If you need a somewhat complex dataset for testing plot features in Scala, read this page.

Author: Jim Pivarski

Rationale

Most of the examples must use some dataset, so I prepared a sample of CMS public data to be read with no dependencies. The data came from the CERN Open Data portal; it is 50 fb-1 of highly processed particle physics data from the CMS experiment, with 469,384 events selected by the 24 GeV/c isolated muon trigger.

For convenience, it has been converted to compressed JSON. The code that reads it into classes is provided below for you to copy-paste, rather than a JAR to load, because I want you to see how it’s done and you may want to modify it.

Loading the data quickly

The data-loading code is now included in the core Histogrammar library (as of 1.0.3), so you just do this:

import org.dianahep.histogrammar.tutorial.cmsdata
val events = cmsdata.EventIterator()

For older versions of Histogrammar or to see what this is doing, read below.

Pedestrian approach

Start a Scala prompt with the Histogrammar JAR loaded. That is, do

scala -cp histogrammar-0.7.jar

for an appropriate version of Histogrammar to get a scala> prompt. Then either

  • copy-paste the code into your terminal (watching for possible error messages), or
  • download the raw code and type :load /path/to/scala-cmsdata.scala to load it.

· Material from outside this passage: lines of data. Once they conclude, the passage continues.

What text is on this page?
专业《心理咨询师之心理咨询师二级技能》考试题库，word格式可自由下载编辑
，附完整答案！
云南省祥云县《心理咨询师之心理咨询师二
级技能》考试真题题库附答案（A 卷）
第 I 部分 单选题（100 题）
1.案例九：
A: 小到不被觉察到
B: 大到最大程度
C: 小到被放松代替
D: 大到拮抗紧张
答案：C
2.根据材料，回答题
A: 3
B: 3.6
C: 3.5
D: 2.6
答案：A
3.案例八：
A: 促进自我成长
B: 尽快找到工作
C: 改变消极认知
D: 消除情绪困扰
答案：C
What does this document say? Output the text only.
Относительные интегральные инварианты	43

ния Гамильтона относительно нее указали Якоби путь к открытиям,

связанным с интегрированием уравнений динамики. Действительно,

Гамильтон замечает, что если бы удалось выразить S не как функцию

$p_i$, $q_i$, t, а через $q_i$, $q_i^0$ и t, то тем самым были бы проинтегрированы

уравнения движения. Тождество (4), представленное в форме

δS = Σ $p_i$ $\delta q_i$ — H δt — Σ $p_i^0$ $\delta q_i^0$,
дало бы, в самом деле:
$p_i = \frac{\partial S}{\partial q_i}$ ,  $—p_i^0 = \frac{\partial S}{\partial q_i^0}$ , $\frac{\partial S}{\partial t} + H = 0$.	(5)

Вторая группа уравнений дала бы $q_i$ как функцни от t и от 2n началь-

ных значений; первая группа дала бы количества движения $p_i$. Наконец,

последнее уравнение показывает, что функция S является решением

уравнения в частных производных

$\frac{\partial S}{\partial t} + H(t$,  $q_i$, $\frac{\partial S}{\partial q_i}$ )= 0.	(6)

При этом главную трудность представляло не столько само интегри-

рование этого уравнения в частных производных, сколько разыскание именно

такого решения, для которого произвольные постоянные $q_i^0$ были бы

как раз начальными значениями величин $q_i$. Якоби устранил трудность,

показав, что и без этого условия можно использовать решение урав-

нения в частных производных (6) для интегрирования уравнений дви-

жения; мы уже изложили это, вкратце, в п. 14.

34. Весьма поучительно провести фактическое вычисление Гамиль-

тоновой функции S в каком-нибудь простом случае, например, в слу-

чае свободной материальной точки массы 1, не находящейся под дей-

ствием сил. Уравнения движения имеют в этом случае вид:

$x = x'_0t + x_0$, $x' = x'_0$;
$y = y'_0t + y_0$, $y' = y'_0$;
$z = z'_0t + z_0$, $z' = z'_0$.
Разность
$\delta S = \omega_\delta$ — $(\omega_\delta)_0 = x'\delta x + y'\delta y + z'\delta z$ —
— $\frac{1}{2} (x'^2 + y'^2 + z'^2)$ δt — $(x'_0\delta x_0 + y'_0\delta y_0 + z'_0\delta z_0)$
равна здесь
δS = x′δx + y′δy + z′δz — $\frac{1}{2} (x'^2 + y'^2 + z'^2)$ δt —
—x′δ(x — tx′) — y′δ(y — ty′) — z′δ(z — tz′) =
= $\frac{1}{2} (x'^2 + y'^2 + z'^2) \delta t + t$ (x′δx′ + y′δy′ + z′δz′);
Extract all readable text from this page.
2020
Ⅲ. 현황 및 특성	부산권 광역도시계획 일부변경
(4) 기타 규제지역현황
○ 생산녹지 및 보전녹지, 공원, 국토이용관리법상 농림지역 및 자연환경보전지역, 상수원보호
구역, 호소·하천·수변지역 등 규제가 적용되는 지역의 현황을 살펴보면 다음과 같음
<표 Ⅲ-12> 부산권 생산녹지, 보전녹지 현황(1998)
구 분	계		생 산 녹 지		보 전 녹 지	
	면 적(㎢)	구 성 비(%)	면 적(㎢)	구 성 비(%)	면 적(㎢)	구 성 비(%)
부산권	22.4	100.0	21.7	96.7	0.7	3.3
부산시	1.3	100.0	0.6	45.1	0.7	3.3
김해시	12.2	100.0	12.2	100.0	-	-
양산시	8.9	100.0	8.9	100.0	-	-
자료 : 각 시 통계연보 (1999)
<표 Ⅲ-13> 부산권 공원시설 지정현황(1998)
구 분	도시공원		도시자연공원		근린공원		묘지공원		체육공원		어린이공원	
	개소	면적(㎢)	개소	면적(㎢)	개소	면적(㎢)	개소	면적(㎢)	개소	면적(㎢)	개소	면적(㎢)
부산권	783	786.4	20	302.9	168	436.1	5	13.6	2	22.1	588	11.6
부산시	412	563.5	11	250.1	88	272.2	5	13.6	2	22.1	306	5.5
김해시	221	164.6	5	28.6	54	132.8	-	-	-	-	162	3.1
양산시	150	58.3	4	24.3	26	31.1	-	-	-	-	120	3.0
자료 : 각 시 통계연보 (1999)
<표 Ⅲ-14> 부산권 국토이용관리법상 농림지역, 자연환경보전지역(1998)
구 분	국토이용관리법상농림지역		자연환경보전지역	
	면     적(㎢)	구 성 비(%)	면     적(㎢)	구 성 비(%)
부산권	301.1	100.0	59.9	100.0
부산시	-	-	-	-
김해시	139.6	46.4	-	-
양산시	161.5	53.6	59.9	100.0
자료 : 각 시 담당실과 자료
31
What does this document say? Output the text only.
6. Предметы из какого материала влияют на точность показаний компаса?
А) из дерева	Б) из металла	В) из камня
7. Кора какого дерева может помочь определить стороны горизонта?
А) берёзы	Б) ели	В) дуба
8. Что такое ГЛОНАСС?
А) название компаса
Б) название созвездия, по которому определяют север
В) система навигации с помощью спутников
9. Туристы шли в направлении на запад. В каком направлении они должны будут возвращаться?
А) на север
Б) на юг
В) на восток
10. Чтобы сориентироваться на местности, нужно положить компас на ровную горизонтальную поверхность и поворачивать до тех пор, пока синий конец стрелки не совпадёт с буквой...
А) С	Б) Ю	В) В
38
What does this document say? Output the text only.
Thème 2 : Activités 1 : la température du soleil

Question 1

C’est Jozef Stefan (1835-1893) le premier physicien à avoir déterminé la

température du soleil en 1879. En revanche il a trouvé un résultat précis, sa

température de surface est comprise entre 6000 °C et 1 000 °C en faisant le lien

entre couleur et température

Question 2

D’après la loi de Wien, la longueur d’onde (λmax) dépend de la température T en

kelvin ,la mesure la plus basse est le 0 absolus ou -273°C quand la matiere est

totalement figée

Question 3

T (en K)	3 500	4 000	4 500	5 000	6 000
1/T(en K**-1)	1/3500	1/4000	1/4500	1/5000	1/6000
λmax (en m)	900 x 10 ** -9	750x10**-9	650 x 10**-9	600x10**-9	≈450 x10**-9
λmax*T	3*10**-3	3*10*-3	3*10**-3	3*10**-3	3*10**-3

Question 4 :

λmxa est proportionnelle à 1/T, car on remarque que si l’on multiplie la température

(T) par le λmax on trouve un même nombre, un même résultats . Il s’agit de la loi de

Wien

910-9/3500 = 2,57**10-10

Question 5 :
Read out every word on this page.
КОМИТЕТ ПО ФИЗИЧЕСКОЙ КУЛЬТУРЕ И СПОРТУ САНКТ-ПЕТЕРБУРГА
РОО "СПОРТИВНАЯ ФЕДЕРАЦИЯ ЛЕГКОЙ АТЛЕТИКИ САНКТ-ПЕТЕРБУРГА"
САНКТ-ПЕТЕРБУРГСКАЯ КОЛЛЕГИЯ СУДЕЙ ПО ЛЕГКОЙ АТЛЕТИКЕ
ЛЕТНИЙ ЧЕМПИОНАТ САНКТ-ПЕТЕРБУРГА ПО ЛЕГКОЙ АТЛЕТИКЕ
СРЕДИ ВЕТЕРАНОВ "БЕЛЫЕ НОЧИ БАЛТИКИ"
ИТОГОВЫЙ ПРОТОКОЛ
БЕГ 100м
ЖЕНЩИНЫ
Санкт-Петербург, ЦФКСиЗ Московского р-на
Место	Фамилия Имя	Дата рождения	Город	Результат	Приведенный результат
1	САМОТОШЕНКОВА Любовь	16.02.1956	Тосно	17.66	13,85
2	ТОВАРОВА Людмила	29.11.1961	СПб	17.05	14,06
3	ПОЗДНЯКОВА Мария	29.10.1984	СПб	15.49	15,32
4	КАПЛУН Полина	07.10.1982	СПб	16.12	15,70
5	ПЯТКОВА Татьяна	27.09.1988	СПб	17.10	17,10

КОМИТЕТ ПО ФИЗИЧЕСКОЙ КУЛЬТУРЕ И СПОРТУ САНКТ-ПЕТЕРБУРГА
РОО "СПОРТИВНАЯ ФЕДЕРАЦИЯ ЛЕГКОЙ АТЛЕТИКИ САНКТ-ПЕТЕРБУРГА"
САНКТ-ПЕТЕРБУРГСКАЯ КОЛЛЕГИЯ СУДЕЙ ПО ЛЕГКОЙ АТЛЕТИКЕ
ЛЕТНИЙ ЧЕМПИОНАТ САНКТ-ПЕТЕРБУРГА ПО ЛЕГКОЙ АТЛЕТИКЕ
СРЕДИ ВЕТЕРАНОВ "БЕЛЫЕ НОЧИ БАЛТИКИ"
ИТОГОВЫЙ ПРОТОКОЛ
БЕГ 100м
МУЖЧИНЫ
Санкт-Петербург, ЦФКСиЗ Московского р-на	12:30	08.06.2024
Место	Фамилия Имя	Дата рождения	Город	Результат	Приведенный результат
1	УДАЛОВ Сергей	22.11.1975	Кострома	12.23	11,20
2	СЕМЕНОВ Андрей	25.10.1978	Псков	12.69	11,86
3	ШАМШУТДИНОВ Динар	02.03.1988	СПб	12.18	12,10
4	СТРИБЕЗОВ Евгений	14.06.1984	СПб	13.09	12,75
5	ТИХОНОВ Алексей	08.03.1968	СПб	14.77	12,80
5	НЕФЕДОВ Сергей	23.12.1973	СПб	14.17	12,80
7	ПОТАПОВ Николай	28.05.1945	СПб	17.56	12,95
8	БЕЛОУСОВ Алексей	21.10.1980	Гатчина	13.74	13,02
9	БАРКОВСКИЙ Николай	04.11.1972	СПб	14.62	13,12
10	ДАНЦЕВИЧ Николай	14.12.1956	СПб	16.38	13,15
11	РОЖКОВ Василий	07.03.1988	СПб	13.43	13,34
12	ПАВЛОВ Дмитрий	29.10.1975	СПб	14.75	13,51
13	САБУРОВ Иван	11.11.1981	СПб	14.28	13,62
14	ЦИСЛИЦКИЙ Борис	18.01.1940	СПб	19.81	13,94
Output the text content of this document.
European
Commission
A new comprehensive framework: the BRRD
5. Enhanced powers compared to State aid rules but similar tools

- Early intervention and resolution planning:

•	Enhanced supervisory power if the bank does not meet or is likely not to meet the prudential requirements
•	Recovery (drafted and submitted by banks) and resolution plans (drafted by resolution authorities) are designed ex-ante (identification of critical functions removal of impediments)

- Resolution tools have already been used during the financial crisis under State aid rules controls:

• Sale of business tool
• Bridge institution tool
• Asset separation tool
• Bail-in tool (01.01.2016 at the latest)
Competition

If all goes well, you’ll have an iterator named events that pulls data from the web as needed. You get events by repeatedly calling events.next(). To restart the iterator from the beginning, do val events = EventIterator().

The code to copy-paste is below and the link to raw code is here.

// class definitions

trait LorentzVector extends Serializable {
  // abstract members; must be defined by subclasses
  def px: Double
  def py: Double
  def pz: Double
  def E: Double

  // methods common to all LorentzVectors
  def pt = Math.sqrt(px*px + py*py)
  def p = Math.sqrt(px*px + py*py + pz*pz)
  def mass = Math.sqrt(E*E - px*px - py*py - pz*pz)
  def eta = 0.5*Math.log((p + pz)/(p - pz))
  def phi = Math.atan2(py, px)

  // addition operator is a method named "+"
  def +(two: LorentzVector) = {
    val one = this
    // create a subclass and an instance in one block
    new LorentzVector {
      def px = one.px + two.px
      def py = one.py + two.py
      def pz = one.pz + two.pz
      def E = one.E + two.E
      override def toString() = s"LorentzVector($px, $py, $pz, $E)"
    }
  }
}

// particle class definitions are now one-liners

case class Jet(px: Double, py: Double, pz: Double, E: Double, btag: Double) extends LorentzVector

case class Muon(px: Double, py: Double, pz: Double, E: Double, q: Int, iso: Double) extends LorentzVector

case class Electron(px: Double, py: Double, pz: Double, E: Double, q: Int, iso: Double) extends LorentzVector

case class Photon(px: Double, py: Double, pz: Double, E: Double, iso: Double) extends LorentzVector

case class MET(px: Double, py: Double) {
  def pt = Math.sqrt(px*px + py*py)
}

case class Event(jets: Seq[Jet], muons: Seq[Muon], electrons: Seq[Electron], photons: Seq[Photon], met: MET, numPrimaryVertices: Long)

// event data iterator
case class EventIterator(location: String = "http://histogrammar.org/docs/data/triggerIsoMu24_50fb-1.json.gz") extends Iterator[Event] {
  import org.dianahep.histogrammar.json._

  // use Java libraries to stream and decompress data on-the-fly
  @transient val scanner = new java.util.Scanner(
    new java.util.zip.GZIPInputStream(
      new java.net.URL(location).openStream))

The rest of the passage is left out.